In other words, and for the lack of a better word, it’s trash.
Another failed experiment was with classifieds.
While newspapers might still have its place for landed property, results from it were dismal enough that I stopped after doing it for 2 weeks.
The last marketing cost that I tried (and failed) was Facebook marketing.
Again, I wasn’t well versed in social media marketing at that point – so after 3 months it was money down the drain.
Total marketing expense for the year = $14,830
Like any freelancer or self employed person, you don’t enjoy any sort of CPF contribution.
So if you want any CPF at all, you’ll have to make CPF contributions of your own accord.
The only thing compulsory is Medisave contributions – as long as you earn above $6,000 per year – which formed a sizeable chunk in June of $4,400.

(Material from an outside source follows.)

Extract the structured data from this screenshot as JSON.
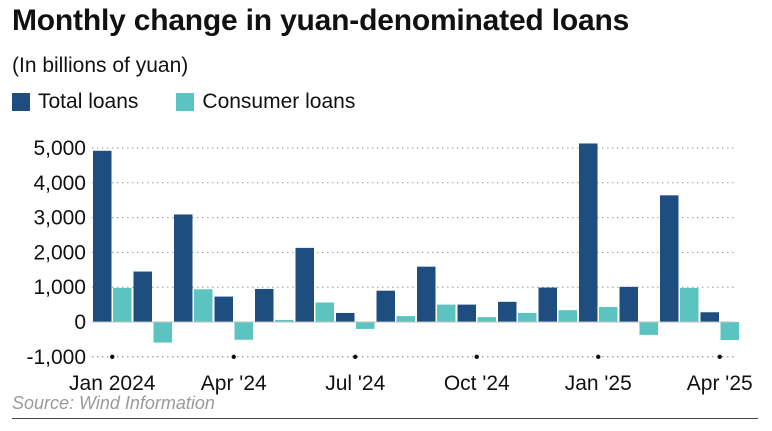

Lastly, I had two incidences of miscellaneous expenses that can be attributed to client expenses.
The first was as a result of handling lots of rental transactions.
Sometimes you just have to bite the bullet to make the situation between landlord and tenant amicable, so to me this was an expense necessary for peace of mind.
But the bulk of that really went to little gifts for clients – a small tip I learned from the undisputed king of sales, Joe Girard (he sold 1,425 cars in a single year).
Now of course personal expenses are very subjective, some people might feel there is no need to saddle yourself with debt for a car with the proliferation of taxi apps.
But for me, the first 3 months without a car was problematic during peak hours or rainy days – it was harder to control my punctuality for appointments.
As you can imagine, as a property agent your phone is practically glued to you so my handphone plan was maxed out at $140 per month.
Room rental in this case was the amount I paid every month for a shared office space.
It was nothing fancy, and it didn’t need to be as you are out and about most of the time.
As a result of moving around a lot, cashcard and petrol expenses formed a big bulk out of my monthly expenses at $800 give or take a month.
Recap: Lessons Learned
Total Expenses: $37,954
Personal Income: $30,491.40
It was nostalgic writing this piece and thinking about the struggle from my first year.
As you can see, my final take home was nowhere near the first amount bandied about.
But breaking it down like this really helped me to understand where my money was going, what I should be cutting down on, or what I should be spending more time on.
It’s really all about the Pareto Principle (80/20 rule) – focusing on the right things will bring about a majority of your outcomes.
And that’s what happened with Stacked today.
I’ll be the first to admit that it has been a struggle sometimes.
Juggling writing, client consultations and doing research.
A lot of time has been dedicated to making sure that our content is something worth reading.
At the end of the day however, I do know that spending time on the right things will eventually provide me with the greatest growth – just as writing for Stacked over these past months has done for me.
And this has been a powerful reminder that spending time on the right things will provide the biggest impact.